Visit by Head of the School of Archaeology, Geography and Environmental Sciences (SAGES)
The Field School has many visitors, and this week we played host to Dr. Nick Branch, the Head of SAGES. Being able to show off a smoothly running Field School with happy students, engaged participants, organised trenches and interesting archaeology is always a bonus! We believe that Nick enjoyed his visit!
Work at Wilsford henge
This week saw great progress at the Wilsford henge pits. With Hannah leading a team of 8 – in heroic temperatures with no shade – great results were achieved. I was constantly impressed by the professionalism of this changing team, their dedication to the work in hand and their ability to outstrip the weather and the hard-as-nails soil – and to achieve results!
Cattle footprints
Oh and this is a wonderful, evocative discovery (the Art students loved this!) – a spread of ancient cattle hoofprints….trodden down into the layers of medieval peat visible in the sides of Felicia’s Trench I. Martin excavated them in plan – and just imagine all those little hooves trampling and jostling and pushing the muddy peat back down through the time sequence, back into time.
Open Day
We had a fantastically successful Open Day: the sun shone and the promised ‘hordes’ arrived! 405 people,and our carpark was full to overflowing. There was never a quiet moment from beginning to end. All kinds of things on offer, and a wonderfully engaged, good humoured and interested crowd! It was exactly what Director Jim and I had hoped for.
Saturday party
Every weekend we are joined by various Field School graduates; the Silchester Field School offered the consummate field experience for so many people and they love to return (all grown up) to share their stories and encourage the current crop of 1st year students. And the theme of this saturday night party? Noah’s Ark…..

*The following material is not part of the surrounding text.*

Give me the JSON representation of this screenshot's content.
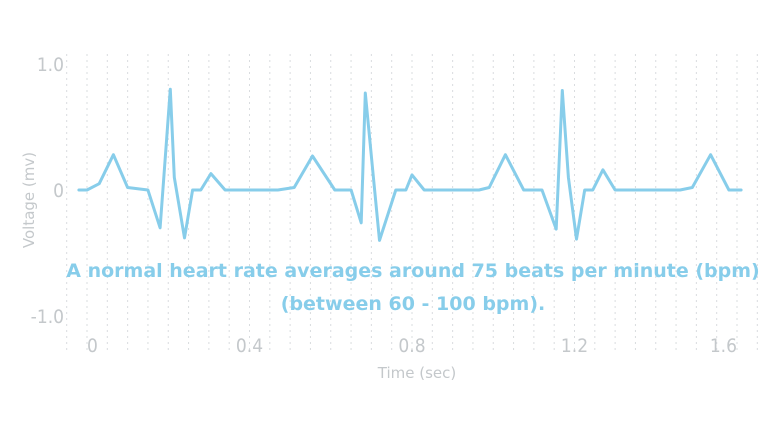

Young Archaeologists win prizes!
This year the Archaeology Field School hosted the 3 winners of the national Young Archaeologists’ Club competition: Tom,Thomas and Hugh. They had to answer the question: Name the 4 Super henges (and, as I am sure you all know, they are….Marden, Mount Pleasant. Avebury and Durrington Walls…). Tom, Thomas and Hugh (and their appropriate parent!) spent a day with us on site, alongside our students and mentored by Katherine, Adam, Henry and Harry. They looked at our finds with Trainee Dannielle, and were able to handle some of the beautiful flintwork we have discovered.
They also spent some time in the Science Hut, and were given a tour of the archaeology, going around each trench in turn. But I am fairly sure that the highlight of their day was being able to do some digging in Edoardo’s trench…..and, guess what…they found some nice pieces of struck flint. Clearly they are all archaeologists in the making!
It was a very successful day – for everyone involved. And Hugh’s mother did a beautiful coloured sketch of the Young Archaeologists hard at work in Edoardo’s trench.
Changeover day
Week 3 draws to a close……over 30 people leaving…and over 20 arriving!